I think that's very misleading. What would scare the Christians even more would be proof that there was no human being at all behind their doctrine of a divine Jesus. Contrary to dejudge and others, it is evident that there is a necessary human element in the Jesus story, that God sent His son to live among men, so that we might be saved, and so on. If there was no human Jesus at all, that doctrine falls down.
Unlike the mythicists, the Christians simply can't reconcile themselves to the idea that Jesus was a purely metaphysical being living in a sub lunar never land. That makes nonsense of every part of their Christology.
You do know that some people labeled "mythicist" also hold there was or may have been a historical Jesus, right?
David Strauss, Sir James George Frazer, John M. Robertson, John Remsburg, and GA Wells' current mythical Jesus of Paul + not crucified Jesus = Gospel Jesus are the most obvious examples of this.
As I have pointed out before the 1982 and 1995 editions of the International Standard Bible Encyclopedia expressly state that "This view (Christ Myth theory) states that
the story of Jesus [NOT the man himself] is a piece of mythology, possessing no more substantial claims to historical fact than the old Greek or Norse stories of gods and heroes..."
Even Ehrman defines the Christ myth as saying "no historical Jesus
worthy of the name existed" ie even if there was a flesh and blood Jesus "he had virtually nothing to do with the founding of Christianity" more or less the SAME definition John M. Robertson used back in 1900.
"The Jesus of Nazareth who came forward publicly as the Messiah, who preached the ethic of the Kingdom of God, who founded the Kingdom of Heaven upon earth, and died to give His work its final consecration, never had any existence. He is a figure designed by rationalism, endowed with life by liberalism, and clothed by modern theology in an historical garb."
(...)
"The mistake was to suppose that Jesus could come to mean more to our time by entering into it as a man like ourselves. That is not possible. First because such a Jesus never existed. Secondly because, although historical knowledge can no doubt introduce greater clearness into an existing spiritual life, it cannot call spiritual life into existence. History can destroy the present; it can reconcile the present with the past; can even to a certain extent transport the present into the past; but to contribute to the making of the present is not given unto it." - Albert Schweitzer
As I said before most of Christianity has locked itself into a Myth, madman, messiah dynamic.

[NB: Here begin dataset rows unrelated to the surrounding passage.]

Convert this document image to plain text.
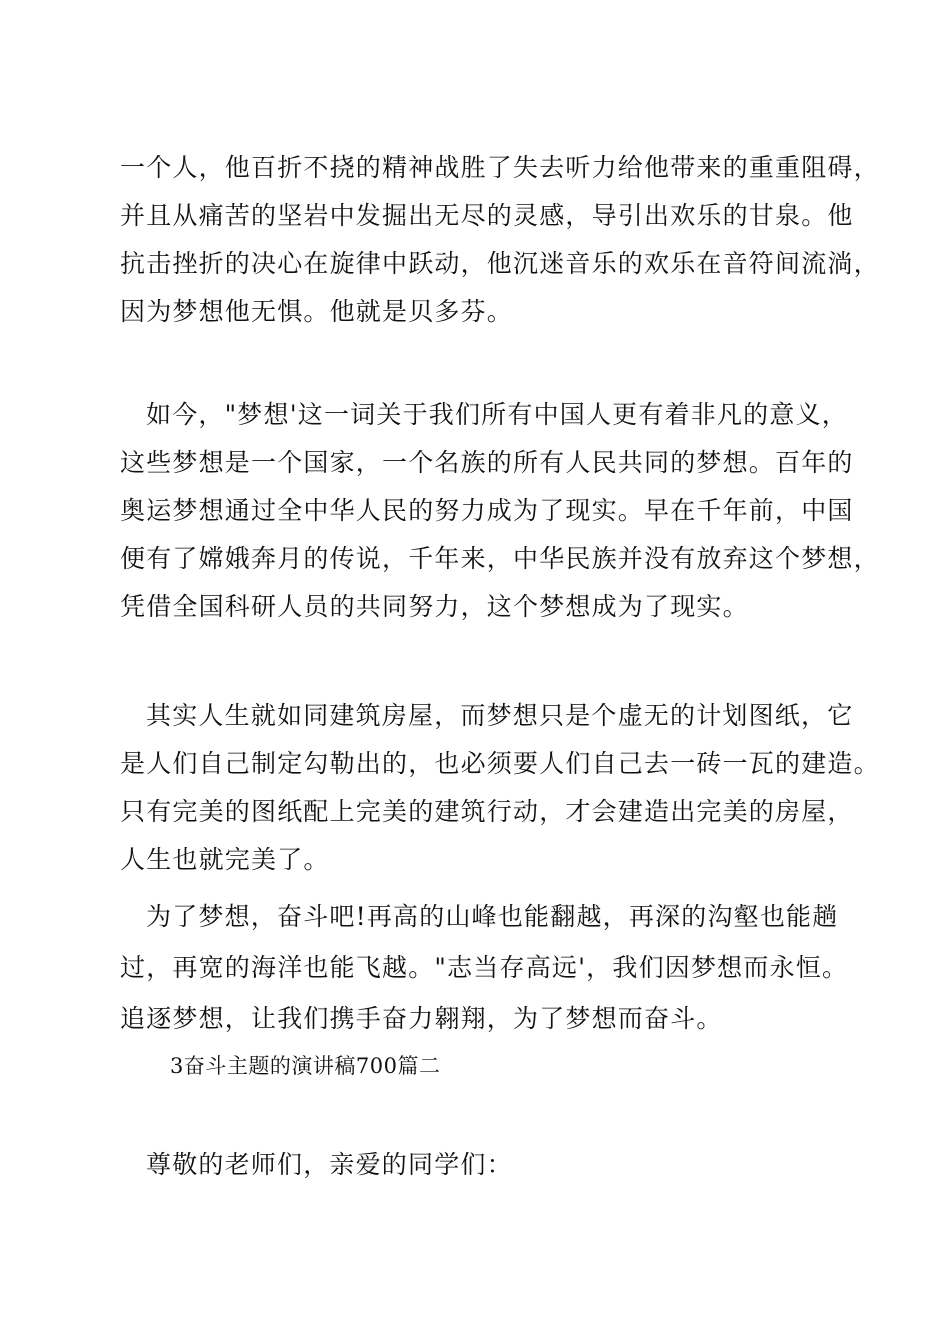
一个人，他百折不挠的精神战胜了失去听力给他带来的重重阻碍，
并且从痛苦的坚岩中发掘出无尽的灵感，导引出欢乐的甘泉。他
抗击挫折的决心在旋律中跃动，他沉迷音乐的欢乐在音符间流淌，
因为梦想他无惧。他就是贝多芬。
如今，"梦想'这一词关于我们所有中国人更有着非凡的意义，
这些梦想是一个国家，一个名族的所有人民共同的梦想。百年的
奥运梦想通过全中华人民的努力成为了现实。早在千年前，中国
便有了嫦娥奔月的传说，千年来，中华民族并没有放弃这个梦想，
凭借全国科研人员的共同努力，这个梦想成为了现实。
其实人生就如同建筑房屋，而梦想只是个虚无的计划图纸，它
是人们自己制定勾勒出的，也必须要人们自己去一砖一瓦的建造。
只有完美的图纸配上完美的建筑行动，才会建造出完美的房屋，
人生也就完美了。
为了梦想，奋斗吧!再高的山峰也能翻越，再深的沟壑也能趟
过，再宽的海洋也能飞越。"志当存高远'，我们因梦想而永恒。
追逐梦想，让我们携手奋力翱翔，为了梦想而奋斗。
3奋斗主题的演讲稿700篇二
尊敬的老师们，亲爱的同学们：
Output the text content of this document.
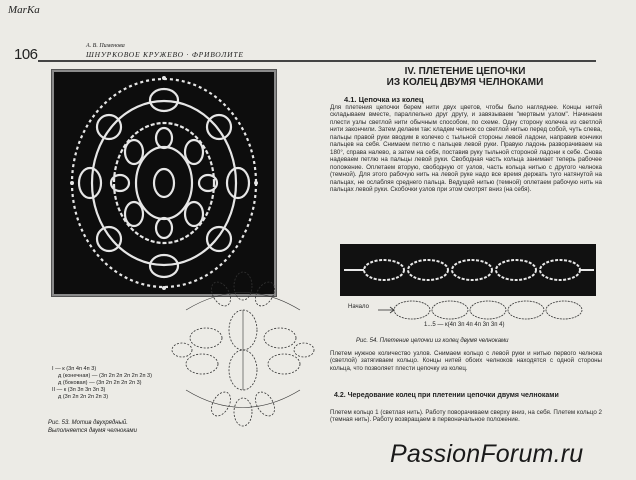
MarKa
106	А. В. Пименова
ШНУРКОВОЕ КРУЖЕВО · ФРИВОЛИТЕ
IV. ПЛЕТЕНИЕ ЦЕПОЧКИ
ИЗ КОЛЕЦ ДВУМЯ ЧЕЛНОКАМИ
4.1. Цепочка из колец
Для плетения цепочки берем нити двух цветов, чтобы было нагляднее. Концы нитей складываем вместе, параллельно друг другу, и завязываем "мертвым узлом". Начинаем плести узлы светлой нити обычным способом, по схеме. Одну сторону колечка из светлой нити закончили. Затем делаем так: кладем челнок со светлой нитью перед собой, чуть слева, пальцы правой руки вводим в колечко с тыльной стороны левой ладони, направив кончики пальцев на себя. Снимаем петлю с пальцев левой руки. Правую ладонь разворачиваем на 180°, справа налево, а затем на себя, поставив руку тыльной стороной ладони к себе. Снова надеваем петлю на пальцы левой руки. Свободная часть кольца занимает теперь рабочее положение. Оплетаем вторую, свободную от узлов, часть кольца нитью с другого челнока (темной). Для этого рабочую нить на левой руке надо все время держать туго натянутой на пальцах, не ослабляя среднего пальца. Ведущей нитью (темной) оплетаем рабочую нить на пальцах левой руки. Скобочки узлов при этом смотрят вниз (на себя).
Начало
1...5 — к(4п 3п 4п 4п 3п 3п 4)
Рис. 54. Плетение цепочки из колец двумя челноками
Плетем нужное количество узлов. Снимаем кольцо с левой руки и нитью первого челнока (светлой) затягиваем кольцо. Концы нитей обоих челноков находятся с одной стороны кольца, что позволяет плести цепочку из колец.
4.2. Чередование колец при плетении цепочки двумя челноками
Плетем кольцо 1 (светлая нить). Работу поворачиваем сверху вниз, на себя. Плетем кольцо 2 (темная нить). Работу возвращаем в первоначальное положение.
I — к (3п 4п 4п 3)
д (конечная) — (3п 2п 2п 2п 2п 2п 3)
д (боковая) — (3п 2п 2п 2п 2п 3)
II — к (3п 3п 3п 3п 3)
д (3п 2п 2п 2п 2п 3)
Рис. 53. Мотив двухрядный.
Выполняется двумя челноками
PassionForum.ru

If Jesus wasn't a [philosophical] myth and messiah is out because of all its supernatural baggage then all they have left is madman ie Jesus as the 1st century equivalent of David Koresh or Charles Manson.

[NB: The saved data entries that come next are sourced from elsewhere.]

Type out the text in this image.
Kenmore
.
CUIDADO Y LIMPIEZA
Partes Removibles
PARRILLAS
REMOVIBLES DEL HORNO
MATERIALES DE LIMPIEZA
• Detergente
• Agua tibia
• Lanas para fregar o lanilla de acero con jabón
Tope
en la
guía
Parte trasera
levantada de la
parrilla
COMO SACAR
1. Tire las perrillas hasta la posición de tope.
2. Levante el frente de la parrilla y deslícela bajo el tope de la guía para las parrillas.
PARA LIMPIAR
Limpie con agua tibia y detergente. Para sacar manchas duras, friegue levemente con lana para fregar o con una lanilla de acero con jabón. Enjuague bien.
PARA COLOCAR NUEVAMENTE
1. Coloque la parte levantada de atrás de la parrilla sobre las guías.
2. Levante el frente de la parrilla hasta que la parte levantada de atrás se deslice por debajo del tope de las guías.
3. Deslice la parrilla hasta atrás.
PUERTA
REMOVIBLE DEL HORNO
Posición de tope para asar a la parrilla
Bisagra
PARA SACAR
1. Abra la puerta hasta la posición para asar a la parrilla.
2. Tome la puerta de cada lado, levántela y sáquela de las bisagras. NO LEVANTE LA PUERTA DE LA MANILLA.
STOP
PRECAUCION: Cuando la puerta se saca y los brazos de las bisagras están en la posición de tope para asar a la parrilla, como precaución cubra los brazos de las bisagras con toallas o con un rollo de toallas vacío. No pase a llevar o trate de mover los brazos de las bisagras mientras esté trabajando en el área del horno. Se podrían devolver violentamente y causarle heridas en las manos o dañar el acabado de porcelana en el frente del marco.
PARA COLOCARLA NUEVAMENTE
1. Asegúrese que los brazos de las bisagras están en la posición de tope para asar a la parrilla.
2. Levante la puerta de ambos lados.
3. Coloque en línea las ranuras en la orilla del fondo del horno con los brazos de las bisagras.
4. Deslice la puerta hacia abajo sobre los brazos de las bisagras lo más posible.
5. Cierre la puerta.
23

Christianity is not just dependent on Jesus existing as a human being but being what the Gospels claim he was.
Why do you think people are so driven to prove as much of the Gospels are history even if it makes no sense?
Why else do a crap load of ad hoc handwriting to get Matthew and Luke to agree?
Why else attempt to push Herod the Great's death forward to 1 BCE?
Why else ignore all the factors that show the Sanhedrin and Pontius Pilate trials are most likely total fabrications?
Why else imply the evidence for Jesus
is as good as that for the moon landing or Holocaust?
One doesn't do all that if one are simply trying to say their founder existed as human being. One only does all that if then need to show that
the story of their founder is more historical then the Penny Dreadful-Dime Novels starring known historical people like Buffalo Bill, "Wild Bill" Hickok, and Annie Oakley.
For most of Christianity the story of Jesus is as important as the man himself.